CORDIC Algorithm – Implements Coordinate Rotation Digital Computer (CORDIC) algorithms in Verilog for efficient hardware-based calculation of sine, cosine, tangent, square root, magnitude, and more.
Systolic Array Matrix Multiplication – Verilog implementation of matrix multiplication using systolic arrays to enable parallel computation and hardware-level performance optimization. Each processing element leverages a Multiply-Accumulate (MAC) unit for core operations.

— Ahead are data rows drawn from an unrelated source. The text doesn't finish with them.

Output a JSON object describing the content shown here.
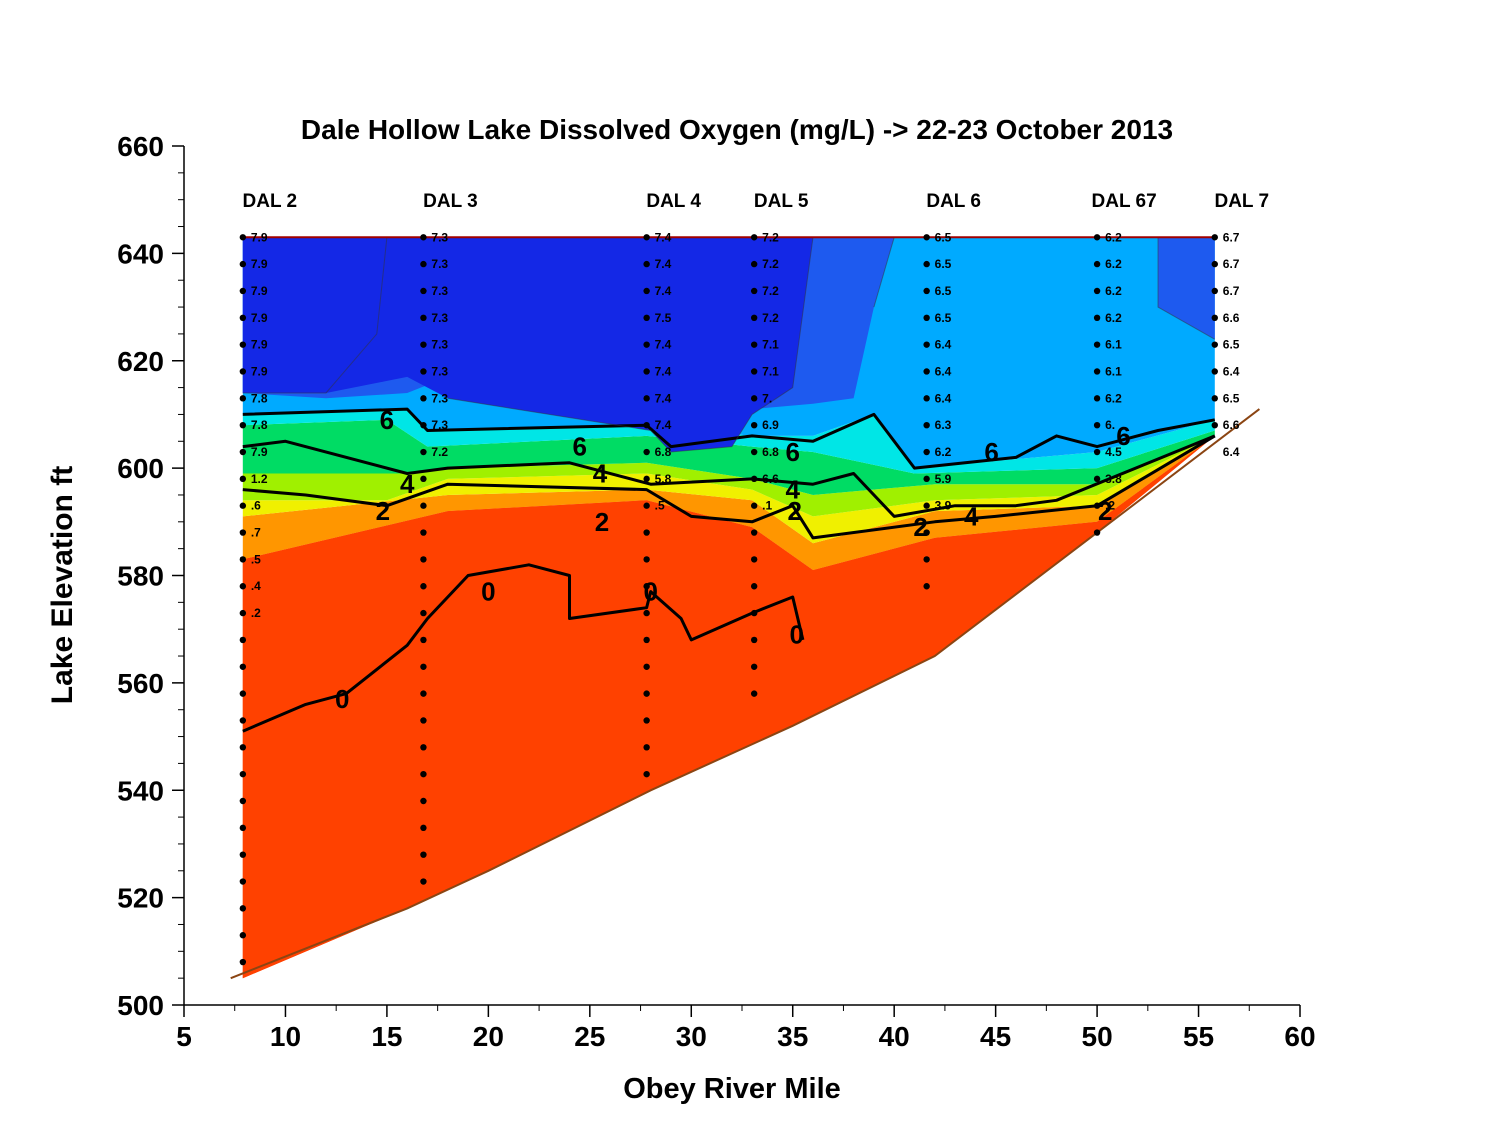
{
  "chart_data": {
    "type": "contour",
    "title": "Dale Hollow Lake Dissolved Oxygen (mg/L)  ->  22-23 October 2013",
    "xlabel": "Obey  River  Mile",
    "ylabel": "Lake  Elevation  ft",
    "xlim": [
      5,
      60
    ],
    "ylim": [
      500,
      660
    ],
    "x_ticks": [
      "5",
      "10",
      "15",
      "20",
      "25",
      "30",
      "35",
      "40",
      "45",
      "50",
      "55",
      "60"
    ],
    "y_ticks": [
      "500",
      "520",
      "540",
      "560",
      "580",
      "600",
      "620",
      "640",
      "660"
    ],
    "surface_elevation": 643,
    "bottom_profile": [
      [
        7.3,
        505
      ],
      [
        16,
        518
      ],
      [
        20,
        525
      ],
      [
        28,
        540
      ],
      [
        35,
        552
      ],
      [
        42,
        565
      ],
      [
        58,
        611
      ]
    ],
    "stations": [
      {
        "name": "DAL 2",
        "mile": 7.9,
        "bottom": 505,
        "labels": [
          "7.9",
          "7.9",
          "7.9",
          "7.9",
          "7.9",
          "7.9",
          "7.8",
          "7.8",
          "7.9",
          "1.2",
          ".6",
          ".7",
          ".5",
          ".4",
          ".2"
        ]
      },
      {
        "name": "DAL 3",
        "mile": 16.8,
        "bottom": 523,
        "labels": [
          "7.3",
          "7.3",
          "7.3",
          "7.3",
          "7.3",
          "7.3",
          "7.3",
          "7.3",
          "7.2"
        ]
      },
      {
        "name": "DAL 4",
        "mile": 27.8,
        "bottom": 543,
        "labels": [
          "7.4",
          "7.4",
          "7.4",
          "7.5",
          "7.4",
          "7.4",
          "7.4",
          "7.4",
          "6.8",
          "5.8",
          ".5"
        ]
      },
      {
        "name": "DAL 5",
        "mile": 33.1,
        "bottom": 554,
        "labels": [
          "7.2",
          "7.2",
          "7.2",
          "7.2",
          "7.1",
          "7.1",
          "7.",
          "6.9",
          "6.8",
          "6.6",
          ".1"
        ]
      },
      {
        "name": "DAL 6",
        "mile": 41.6,
        "bottom": 578,
        "labels": [
          "6.5",
          "6.5",
          "6.5",
          "6.5",
          "6.4",
          "6.4",
          "6.4",
          "6.3",
          "6.2",
          "5.9",
          "3.9"
        ]
      },
      {
        "name": "DAL 67",
        "mile": 50.0,
        "bottom": 588,
        "labels": [
          "6.2",
          "6.2",
          "6.2",
          "6.2",
          "6.1",
          "6.1",
          "6.2",
          "6.",
          "4.5",
          "3.8",
          ".2"
        ]
      },
      {
        "name": "DAL 7",
        "mile": 55.8,
        "bottom": 606,
        "labels": [
          "6.7",
          "6.7",
          "6.7",
          "6.6",
          "6.5",
          "6.4",
          "6.5",
          "6.6",
          "6.4"
        ]
      }
    ],
    "contour_labels": [
      {
        "text": "6",
        "x": 15.0,
        "y": 609
      },
      {
        "text": "6",
        "x": 24.5,
        "y": 604
      },
      {
        "text": "6",
        "x": 35.0,
        "y": 603
      },
      {
        "text": "6",
        "x": 44.8,
        "y": 603
      },
      {
        "text": "6",
        "x": 51.3,
        "y": 606
      },
      {
        "text": "4",
        "x": 16.0,
        "y": 597
      },
      {
        "text": "4",
        "x": 25.5,
        "y": 599
      },
      {
        "text": "4",
        "x": 35.0,
        "y": 596
      },
      {
        "text": "4",
        "x": 43.8,
        "y": 591
      },
      {
        "text": "2",
        "x": 14.8,
        "y": 592
      },
      {
        "text": "2",
        "x": 25.6,
        "y": 590
      },
      {
        "text": "2",
        "x": 35.1,
        "y": 592
      },
      {
        "text": "2",
        "x": 41.3,
        "y": 589
      },
      {
        "text": "2",
        "x": 50.4,
        "y": 592
      },
      {
        "text": "0",
        "x": 12.8,
        "y": 557
      },
      {
        "text": "0",
        "x": 20.0,
        "y": 577
      },
      {
        "text": "0",
        "x": 28.0,
        "y": 577
      },
      {
        "text": "0",
        "x": 35.2,
        "y": 569
      }
    ],
    "colors": {
      "above_7": "#1428e6",
      "6.5_7": "#1e5aef",
      "6_6.5": "#00aaff",
      "5.5_6": "#00e6e6",
      "4_5.5": "#00dc64",
      "3_4": "#a0f000",
      "2_3": "#f0f000",
      "1_2": "#ff9600",
      "below_1": "#ff4100",
      "bottom_line": "#8b4513",
      "surface_line": "#a00000"
    }
  }
}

Hardware Multiply-Accumulate Unit – Implements and compares 8-bit multipliers and 8-bit adders in synthesizable Verilog, analyzing their area, timing, and power characteristics in MAC datapath architectures.
Posit Arithmetic (Python) – Currently using fixed-point arithmetic; considering Posit as an alternative to IEEE 754 for better precision and dynamic range. Still working through the trade-off.

Storage and Buffer Modules

RAM1KB – A 1KB (1024 x 8-bit) memory module in Verilog with write-once locking for even addresses. Includes a randomized testbench. Also forms the base for a ROM3KB variant to store 32×32 RGB CIFAR-10 image data.
FIFO Buffer – Not started. Planned as a synchronous FIFO with fixed depth, single clock domain, and standard full/empty flag logic.